HAY UNA MENTIRA QUE ME HA CONVENCIDO PARA SIEMPRE Y ES QUE ESCRIBIR SIRVE DE ALGO

Ardidos

He estado tocando la Kalimba, mientras caminaba por los prados... y la toqué sentada al lado del río.... y sentí una profunda conexión con algo muy lejano e infinito. Era como si tocara todo el sufrimiento y aquello se abriera como una flor a un río cósmico. Estaba en una zona distinta, el río hacía una curva pronunciada... y los árboles y arbustos invernales aún, hacían una especie de arco y te techo sobre mí y el río... al otro lado estaba la falda vertical del monte, con su tierra negra.
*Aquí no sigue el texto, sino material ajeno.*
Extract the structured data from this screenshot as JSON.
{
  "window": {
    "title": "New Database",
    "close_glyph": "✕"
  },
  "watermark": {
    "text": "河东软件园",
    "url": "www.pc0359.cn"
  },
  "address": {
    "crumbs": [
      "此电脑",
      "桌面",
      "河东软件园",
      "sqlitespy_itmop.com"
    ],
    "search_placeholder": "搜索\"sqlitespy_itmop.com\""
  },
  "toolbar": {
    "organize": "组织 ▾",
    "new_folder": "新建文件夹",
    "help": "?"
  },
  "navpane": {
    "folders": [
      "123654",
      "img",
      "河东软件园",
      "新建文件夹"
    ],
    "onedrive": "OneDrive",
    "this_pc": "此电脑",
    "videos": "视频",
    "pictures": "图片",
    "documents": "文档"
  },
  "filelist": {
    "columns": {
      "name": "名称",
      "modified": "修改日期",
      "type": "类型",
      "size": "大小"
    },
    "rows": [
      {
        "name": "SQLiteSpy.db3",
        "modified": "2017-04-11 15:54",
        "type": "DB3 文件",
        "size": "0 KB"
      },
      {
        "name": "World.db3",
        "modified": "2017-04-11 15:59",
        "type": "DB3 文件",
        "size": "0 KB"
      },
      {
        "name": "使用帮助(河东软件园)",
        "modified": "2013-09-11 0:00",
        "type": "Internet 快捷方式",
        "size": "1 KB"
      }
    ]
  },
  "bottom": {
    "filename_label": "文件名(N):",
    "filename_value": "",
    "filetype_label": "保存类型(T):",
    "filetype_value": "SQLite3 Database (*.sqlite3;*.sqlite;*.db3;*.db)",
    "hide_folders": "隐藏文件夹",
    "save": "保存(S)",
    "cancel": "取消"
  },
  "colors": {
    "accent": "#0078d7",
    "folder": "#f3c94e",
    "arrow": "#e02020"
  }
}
Por un instante imaginé que del río bajaba la barca de los muertos para llevarme... y fue algo muy intenso, mientras yo seguía tocando y sentí como al Gran Espíritu.. y algo muy poético.... luego me fui a otro sitio... e hice una especie de rito con los árboles... porque sentí en mi entraña, un nudo del suicidio, un algo que vino a explicarse en sinestésicos recuerdos, del alma y no tanto de la hechura... Kavka se llenó todo la cabeza de barro... porque estuvo escarbando en la orilla del río... me lavé la cara con el río... porque empecé a sentirme cansada. Una especie de náusea espiritual. Algo que me acerca la presencia de la muerte... como si fuera a caer inconsciente en ese instante... y entonces comí una manzana que compartí con el perro. Y volvimos al río, en otro lugar. Y puse la música del mp3, Kavka metía del todo la cabeza en el río, para sacar piedras del fondo y se le quitó el barro. Yo canté una canción y me sentí revivir y bailé un poco allí y Kavka empezó a correr en círculos a mí alrededor. Algunas veces me siento profundamente cansada, y a veces ocurre algo y me siento otra vez sana y viva. Sé que ese cansancio, aunque parezca una enfermedad física, es otra cosa, es un mensaje de lo incognoscible, una especie de camino, un aullido de fuego que provoca en mí el verbo y la Conciencia. Es un lugar entre la vida y la muerte, es un lugar que recorrí con el estramonio... pero no necesariamiente unido al estramonio... es algo cuántico, mucho más allá, y en su canto sentí que por primera vez no le tenía ningún miedo a la muerte ni a nada de lo que pudiera venir, por primera vez al sentirme conectada con otro poema más profundo me sentí un pájaro y viento.